The kind of attacks that saw hackers breach the systems of South African government entities, such as its ports and the department of justice & constitutional development, could be prevented by “basic cyber-hygiene”, said Steele. “The biggest mistakes we see are people not doing the basics well. Are you patched? Do you have multi-factor authentication? All the normal security controls — are they in place and executed 100% across the entire digital footprint?” He said there had been action to get together global government organisations and industry to collaborate in the fight.

“There’s been active work to do similar things with other government organisations around the world where industry and governments come together. The US is a little further along in having a defined organisation and a structure that we can all engage in.”

“We look more broadly around the globe, at how, as an industry, we can play a more active role in cyberprotection ... does there need to be more [co-operation]? Yes. Does it need to cross more government boundaries? Yes.”

Steele became a key player in such industry co-operation in 2023 when he was elected co-chair of Aspen Digital’s US Cybersecurity Group, a cross-sector, public-private forum that accelerates the pace of cybersecurity preparedness to drive greater cyber-resilience around the world.

“Aspen brings together industry players, as well as many US government organisations in an effort to focus on a set of critical cyber-problems,” he said, acknowledging the tension between co-operation and profitability. “The challenge is when does collaboration impact profitability? That’s always the trick. There has been success where the government is facilitating, and people aren’t giving up proprietary information to support it. We’re all collaborating in a way that is mutually beneficial to all.

The challenge lies in achieving co-operation without giving away business secrets in a highly strategic area

“The challenge lies in achieving that co-operation without giving away business secrets in a highly strategic area. If you look across the industry, where new kinds of threats come in that are incredibly complicated, typically competitors will still collaborate, and they’ll look at things collectively to figure out what the impact will be.”

Patel said: “When we approached Microsoft with this idea [of collaboration], they were all in, and I appreciate that so much because the importance of this is so profound to society and to the safety of humanity. In order for me to win, you don’t have to lose. You can win and I can win. And when that happens, it’s better.

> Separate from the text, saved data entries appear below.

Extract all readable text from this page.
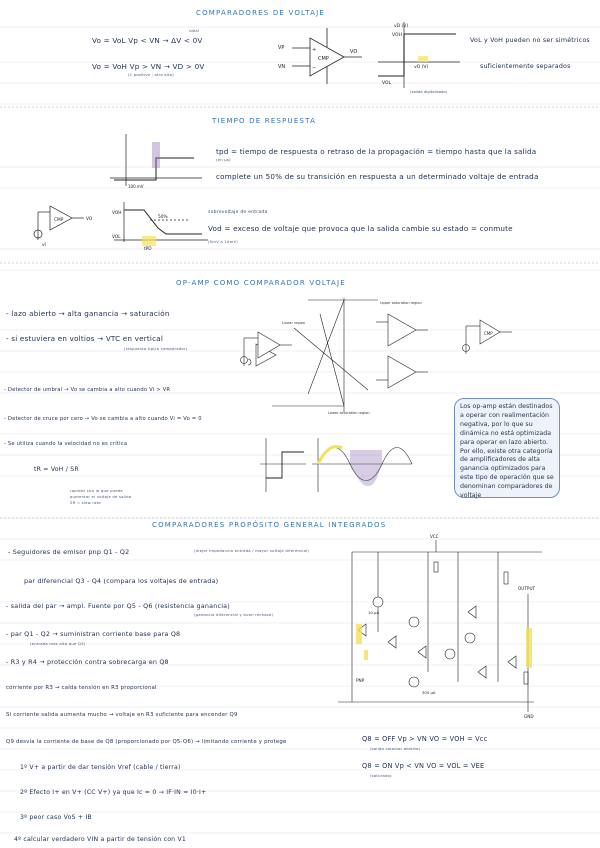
COMPARADORES DE VOLTAJE
Vo = VoL Vp < VN → ΔV < 0V
ideal
Vo = VoH Vp > VN → VD > 0V
(1 positivo ; otro alto)
+
−
CMP
VP
VN
VO
vD (V)
vO (V)
VOH
VOL
(salida digitalizada)
VoL y VoH pueden no ser simétricos
suficientemente separados
TIEMPO DE RESPUESTA
100 mV
tpd = tiempo de respuesta o retraso de la propagación = tiempo hasta que la salida
(en μs)
complete un 50% de su transición en respuesta a un determinado voltaje de entrada
CMP	VO
vI
VOH
VOL
50%
tPD
sobrevoltaje de entrada
Vod = exceso de voltaje que provoca que la salida cambie su estado = conmute
(5mV a 10mV)
OP-AMP COMO COMPARADOR VOLTAJE
- lazo abierto → alta ganancia → saturación
- si estuviera en voltios → VTC en vertical
(respuesta típica comparador)
- Detector de umbral → Vo se cambia a alto cuando Vi > VR
- Detector de cruce por cero → Vo se cambia a alto cuando Vi = Vo = 0
- Se utiliza cuando la velocidad no es crítica
Upper saturation region
Linear region
Lower saturation region
CMP
Los op-amp están destinados a operar con realimentación negativa, por lo que su dinámica no está optimizada para operar en lazo abierto. Por ello, existe otra categoría de amplificadores de alta ganancia optimizados para este tipo de operación que se denominan comparadores de voltaje
tR = VoH / SR
rapidez con la que puede
aumentar el voltaje de salida
SR = slew rate
COMPARADORES PROPÓSITO GENERAL INTEGRADOS
- Seguidores de emisor pnp Q1 - Q2	(mejor impedancia entrada / mayor voltaje diferencial)
par diferencial Q3 - Q4 (compara los voltajes de entrada)
- salida del par → ampl. Fuente por Q5 - Q6 (resistencia ganancia)
(ganancia diferencial y buen rechazo)
- par Q1 - Q2 → suministran corriente base para Q8
(entrada más alta que Q3)
- R3 y R4 → protección contra sobrecarga en Q8
corriente por R3 → caída tensión en R3 proporcional
Si corriente salida aumenta mucho → voltaje en R3 suficiente para encender Q9
Q9 desvía la corriente de base de Q8 (proporcionado por Q5-Q6) → limitando corriente y protege
1º V+ a partir de dar tensión Vref (cable / tierra)
2º Efecto I+ en V+ (CC V+) ya que Ic = 0 → IF·IN = I0·I+
3º peor caso VoS + IB
4º calcular verdadero VIN a partir de tensión con V1
VCC
OUTPUT
GND
PNP
10 μA
300 μA
Q8 = OFF Vp > VN VO = VOH = Vcc
(salida colector abierto)
Q8 = ON Vp < VN VO = VOL = VEE
(saturado)
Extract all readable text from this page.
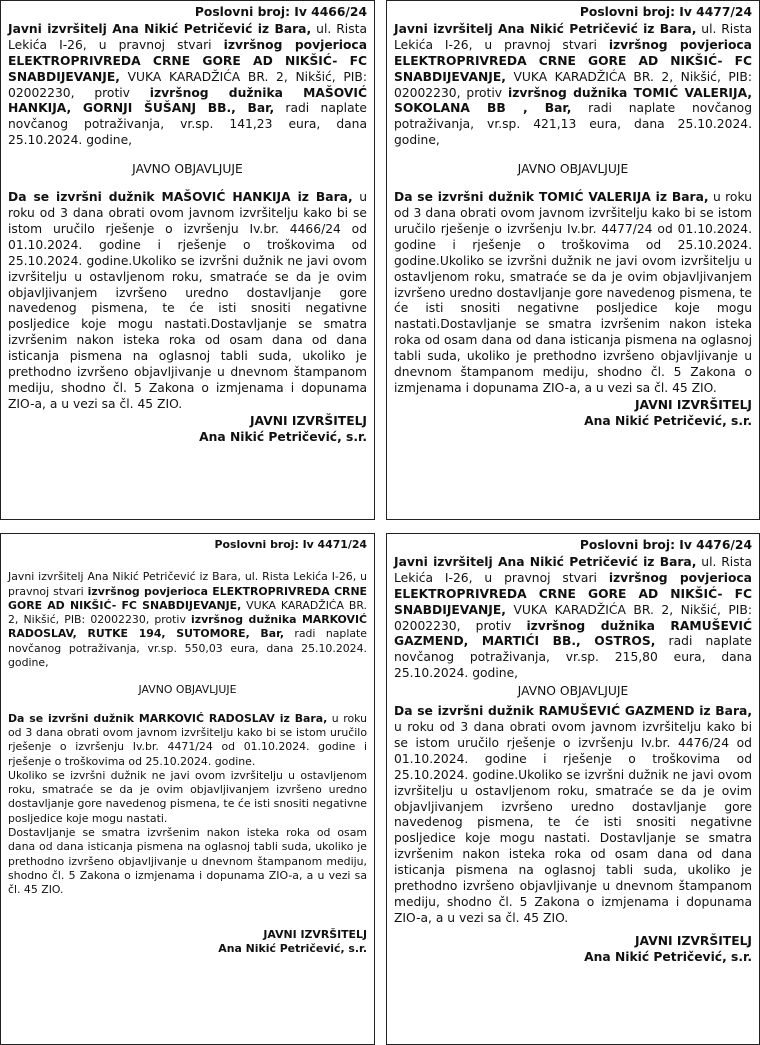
Poslovni broj: Iv 4466/24

Javni izvršitelj Ana Nikić Petričević iz Bara, ul. Rista Lekića I-26, u pravnoj stvari izvršnog povjerioca ELEKTROPRIVREDA CRNE GORE AD NIKŠIĆ- FC SNABDIJEVANJE, VUKA KARADŽIĆA BR. 2, Nikšić, PIB: 02002230, protiv izvršnog dužnika MAŠOVIĆ HANKIJA, GORNJI ŠUŠANJ BB., Bar, radi naplate novčanog potraživanja, vr.sp. 141,23 eura, dana 25.10.2024. godine,

JAVNO OBJAVLJUJE

Da se izvršni dužnik MAŠOVIĆ HANKIJA iz Bara, u roku od 3 dana obrati ovom javnom izvršitelju kako bi se istom uručilo rješenje o izvršenju Iv.br. 4466/24 od 01.10.2024. godine i rješenje o troškovima od 25.10.2024. godine.Ukoliko se izvršni dužnik ne javi ovom izvršitelju u ostavljenom roku, smatraće se da je ovim objavljivanjem izvršeno uredno dostavljanje gore navedenog pismena, te će isti snositi negativne posljedice koje mogu nastati.Dostavljanje se smatra izvršenim nakon isteka roka od osam dana od dana isticanja pismena na oglasnoj tabli suda, ukoliko je prethodno izvršeno objavljivanje u dnevnom štampanom mediju, shodno čl. 5 Zakona o izmjenama i dopunama ZIO-a, a u vezi sa čl. 45 ZIO.

JAVNI IZVRŠITELJ
Ana Nikić Petričević, s.r.
Poslovni broj: Iv 4477/24

Javni izvršitelj Ana Nikić Petričević iz Bara, ul. Rista Lekića I-26, u pravnoj stvari izvršnog povjerioca ELEKTROPRIVREDA CRNE GORE AD NIKŠIĆ- FC SNABDIJEVANJE, VUKA KARADŽIĆA BR. 2, Nikšić, PIB: 02002230, protiv izvršnog dužnika TOMIĆ VALERIJA, SOKOLANA BB , Bar, radi naplate novčanog potraživanja, vr.sp. 421,13 eura, dana 25.10.2024. godine,

JAVNO OBJAVLJUJE

Da se izvršni dužnik TOMIĆ VALERIJA iz Bara, u roku od 3 dana obrati ovom javnom izvršitelju kako bi se istom uručilo rješenje o izvršenju Iv.br. 4477/24 od 01.10.2024. godine i rješenje o troškovima od 25.10.2024. godine.Ukoliko se izvršni dužnik ne javi ovom izvršitelju u ostavljenom roku, smatraće se da je ovim objavljivanjem izvršeno uredno dostavljanje gore navedenog pismena, te će isti snositi negativne posljedice koje mogu nastati.Dostavljanje se smatra izvršenim nakon isteka roka od osam dana od dana isticanja pismena na oglasnoj tabli suda, ukoliko je prethodno izvršeno objavljivanje u dnevnom štampanom mediju, shodno čl. 5 Zakona o izmjenama i dopunama ZIO-a, a u vezi sa čl. 45 ZIO.

JAVNI IZVRŠITELJ
Ana Nikić Petričević, s.r.
Poslovni broj: Iv 4471/24

Javni izvršitelj Ana Nikić Petričević iz Bara, ul. Rista Lekića I-26, u pravnoj stvari izvršnog povjerioca ELEKTROPRIVREDA CRNE GORE AD NIKŠIĆ- FC SNABDIJEVANJE, VUKA KARADŽIĆA BR. 2, Nikšić, PIB: 02002230, protiv izvršnog dužnika MARKOVIĆ RADOSLAV, RUTKE 194, SUTOMORE, Bar, radi naplate novčanog potraživanja, vr.sp. 550,03 eura, dana 25.10.2024. godine,

JAVNO OBJAVLJUJE

Da se izvršni dužnik MARKOVIĆ RADOSLAV iz Bara, u roku od 3 dana obrati ovom javnom izvršitelju kako bi se istom uručilo rješenje o izvršenju Iv.br. 4471/24 od 01.10.2024. godine i rješenje o troškovima od 25.10.2024. godine.

Ukoliko se izvršni dužnik ne javi ovom izvršitelju u ostavljenom roku, smatraće se da je ovim objavljivanjem izvršeno uredno dostavljanje gore navedenog pismena, te će isti snositi negativne posljedice koje mogu nastati.

Dostavljanje se smatra izvršenim nakon isteka roka od osam dana od dana isticanja pismena na oglasnoj tabli suda, ukoliko je prethodno izvršeno objavljivanje u dnevnom štampanom mediju, shodno čl. 5 Zakona o izmjenama i dopunama ZIO-a, a u vezi sa čl. 45 ZIO.

JAVNI IZVRŠITELJ
Ana Nikić Petričević, s.r.
Poslovni broj: Iv 4476/24

Javni izvršitelj Ana Nikić Petričević iz Bara, ul. Rista Lekića I-26, u pravnoj stvari izvršnog povjerioca ELEKTROPRIVREDA CRNE GORE AD NIKŠIĆ- FC SNABDIJEVANJE, VUKA KARADŽIĆA BR. 2, Nikšić, PIB: 02002230, protiv izvršnog dužnika RAMUŠEVIĆ GAZMEND, MARTIĆI BB., OSTROS, radi naplate novčanog potraživanja, vr.sp. 215,80 eura, dana 25.10.2024. godine,

JAVNO OBJAVLJUJE

Da se izvršni dužnik RAMUŠEVIĆ GAZMEND iz Bara, u roku od 3 dana obrati ovom javnom izvršitelju kako bi se istom uručilo rješenje o izvršenju Iv.br. 4476/24 od 01.10.2024. godine i rješenje o troškovima od 25.10.2024. godine.Ukoliko se izvršni dužnik ne javi ovom izvršitelju u ostavljenom roku, smatraće se da je ovim objavljivanjem izvršeno uredno dostavljanje gore navedenog pismena, te će isti snositi negativne posljedice koje mogu nastati. Dostavljanje se smatra izvršenim nakon isteka roka od osam dana od dana isticanja pismena na oglasnoj tabli suda, ukoliko je prethodno izvršeno objavljivanje u dnevnom štampanom mediju, shodno čl. 5 Zakona o izmjenama i dopunama ZIO-a, a u vezi sa čl. 45 ZIO.

JAVNI IZVRŠITELJ
Ana Nikić Petričević, s.r.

“They have a lot of telemetry on the operating system, and we have a lot of telemetry on the network. Those are fundamentally complementary. It is important to start from the customer’s needs and work backwards, ensuring that vendors co-operate to deliver the best possible outcomes.”

Steele said top leadership needed to prioritise cybersecurity due to the increasing sophistication of threats.

During Cisco Live, new capabilities were announced across the Cisco Security Cloud to create a “unified, AI-driven, cross-domain security platform” that the company said tips the balance of power in favour of the defenders.

“Cisco Security has delivered more innovation in the past year than in the previous decade combined, and this year will be multiples of what we delivered last year,” said Patel, announcing new sources of Cisco telemetry as a result of integration with Splunk. “Bolstered by our partnerships with other titans in the industry, strategic acquisitions and a commitment to an open ecosystem, we are reimagining security for our customers.”